Our research shows that much of the local government sector, like QLDC, is in sound financial shape. But while the books are in order, it is difficult for councils to leverage this position of financial health to invest sufficiently in growth-enhancing initiatives.

This is because ratepayers, and voters more broadly, perceive there to be little benefit to them from these investments. Quite the opposite, in fact, in the form of higher rates.

Aware that raising rates is political poison, councils instead seem to opt for a strategy that presents the least cost and political risk; namely do as little as possible even if it has poor outcomes for the economy.

 

Limited land released

This was evident in the Productivity Commission’s recent work, which showed that many councils limit the release of land for development to lower their infrastructure cost exposure, even though this approach raises the cost of housing for buyers.

If the standoff between central and local government is to be resolved, it needs to include voters in the discussion. After all, these are the people who foot the bill at the end of the day.

On this measure both central and local government do a poor job. Local Government New Zealand’s recent survey of public perception showed the sector was ranked 29 out of 100. The Rules Reduction Taskforce rightly pointed out that many of the problems at a local level stem from central government legislation, yet there appears to be a lack of enthusiasm in the Beehive to remedy the situation.

This needs to change. Unless new ways are found to encourage local communities to be more open to growth, the efforts to lift the country’s economic performance and tackle long-standing problems will be frustrated.

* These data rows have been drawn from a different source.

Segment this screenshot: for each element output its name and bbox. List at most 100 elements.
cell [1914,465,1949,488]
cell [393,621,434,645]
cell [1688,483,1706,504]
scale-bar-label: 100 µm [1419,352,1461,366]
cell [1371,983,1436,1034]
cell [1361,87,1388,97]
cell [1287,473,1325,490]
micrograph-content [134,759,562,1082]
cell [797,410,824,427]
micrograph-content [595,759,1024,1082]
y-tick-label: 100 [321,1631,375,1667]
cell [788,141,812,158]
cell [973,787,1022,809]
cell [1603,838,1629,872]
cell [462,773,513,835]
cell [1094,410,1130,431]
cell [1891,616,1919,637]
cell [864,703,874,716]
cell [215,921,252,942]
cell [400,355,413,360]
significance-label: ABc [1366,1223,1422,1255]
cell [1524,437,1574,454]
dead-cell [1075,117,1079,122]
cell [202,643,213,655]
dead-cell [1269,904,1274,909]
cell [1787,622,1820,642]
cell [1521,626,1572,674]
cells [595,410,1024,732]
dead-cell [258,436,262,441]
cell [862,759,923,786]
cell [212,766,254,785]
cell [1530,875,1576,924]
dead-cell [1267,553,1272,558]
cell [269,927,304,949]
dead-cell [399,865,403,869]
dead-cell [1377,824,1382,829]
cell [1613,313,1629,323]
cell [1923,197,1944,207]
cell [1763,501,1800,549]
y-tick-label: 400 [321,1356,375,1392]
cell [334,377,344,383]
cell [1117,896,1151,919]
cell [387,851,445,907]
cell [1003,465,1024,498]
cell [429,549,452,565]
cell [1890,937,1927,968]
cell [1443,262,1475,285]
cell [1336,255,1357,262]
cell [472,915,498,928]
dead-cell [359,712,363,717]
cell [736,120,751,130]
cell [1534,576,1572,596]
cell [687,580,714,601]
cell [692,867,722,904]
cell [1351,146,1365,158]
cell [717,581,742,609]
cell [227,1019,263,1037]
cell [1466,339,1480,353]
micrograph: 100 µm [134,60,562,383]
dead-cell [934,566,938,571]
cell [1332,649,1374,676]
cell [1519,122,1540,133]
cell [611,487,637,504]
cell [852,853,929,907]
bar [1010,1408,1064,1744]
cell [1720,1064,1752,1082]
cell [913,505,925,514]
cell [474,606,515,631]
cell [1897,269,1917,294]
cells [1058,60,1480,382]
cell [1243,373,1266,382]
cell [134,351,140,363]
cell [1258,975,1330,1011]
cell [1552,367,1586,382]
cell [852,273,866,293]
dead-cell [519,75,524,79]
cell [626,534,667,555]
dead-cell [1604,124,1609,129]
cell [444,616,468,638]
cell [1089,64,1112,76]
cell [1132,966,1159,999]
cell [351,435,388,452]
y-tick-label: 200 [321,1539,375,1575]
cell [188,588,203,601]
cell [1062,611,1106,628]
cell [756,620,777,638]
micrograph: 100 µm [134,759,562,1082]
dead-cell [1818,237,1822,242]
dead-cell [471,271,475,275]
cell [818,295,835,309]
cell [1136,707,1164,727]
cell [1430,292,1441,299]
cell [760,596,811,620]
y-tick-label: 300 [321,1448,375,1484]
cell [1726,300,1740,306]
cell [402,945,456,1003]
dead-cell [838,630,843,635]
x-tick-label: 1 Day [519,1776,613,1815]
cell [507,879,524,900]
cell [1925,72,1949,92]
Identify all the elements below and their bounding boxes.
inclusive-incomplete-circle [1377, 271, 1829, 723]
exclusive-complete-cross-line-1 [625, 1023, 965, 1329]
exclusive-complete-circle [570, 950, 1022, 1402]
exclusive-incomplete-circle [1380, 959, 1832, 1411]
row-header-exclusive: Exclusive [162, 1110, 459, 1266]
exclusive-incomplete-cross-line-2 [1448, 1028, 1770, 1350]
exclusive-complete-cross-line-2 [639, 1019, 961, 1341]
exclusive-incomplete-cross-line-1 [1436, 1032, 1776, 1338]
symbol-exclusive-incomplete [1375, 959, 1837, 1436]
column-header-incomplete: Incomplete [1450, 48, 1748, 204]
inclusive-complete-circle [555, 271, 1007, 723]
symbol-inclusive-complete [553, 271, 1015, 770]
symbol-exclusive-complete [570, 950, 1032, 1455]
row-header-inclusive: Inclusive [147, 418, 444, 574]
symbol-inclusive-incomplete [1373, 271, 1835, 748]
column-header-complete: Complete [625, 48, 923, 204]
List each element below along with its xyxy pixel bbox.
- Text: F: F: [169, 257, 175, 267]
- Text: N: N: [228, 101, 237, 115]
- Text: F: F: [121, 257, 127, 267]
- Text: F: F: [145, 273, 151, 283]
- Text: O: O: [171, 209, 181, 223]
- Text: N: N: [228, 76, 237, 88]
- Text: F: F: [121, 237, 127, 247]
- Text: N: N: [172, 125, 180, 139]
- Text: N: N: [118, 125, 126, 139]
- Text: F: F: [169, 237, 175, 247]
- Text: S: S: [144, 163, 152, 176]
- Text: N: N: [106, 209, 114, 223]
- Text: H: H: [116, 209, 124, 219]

From the Initiative’s perspective, it starts with the willingness to try different approaches to age old problems. Our recent Special Economic Zones report sketched out a structure to deliver reforms in a low-risk manner.

But this requires an attitudinal shift. One that reframes the debate from adversarial to inclusive. From “local-versus-central” to “what is the shared goal of the public, as well as local and central government, and are the incentives needed to get there?”

Until that happens, expect the slugfest to continue for some time.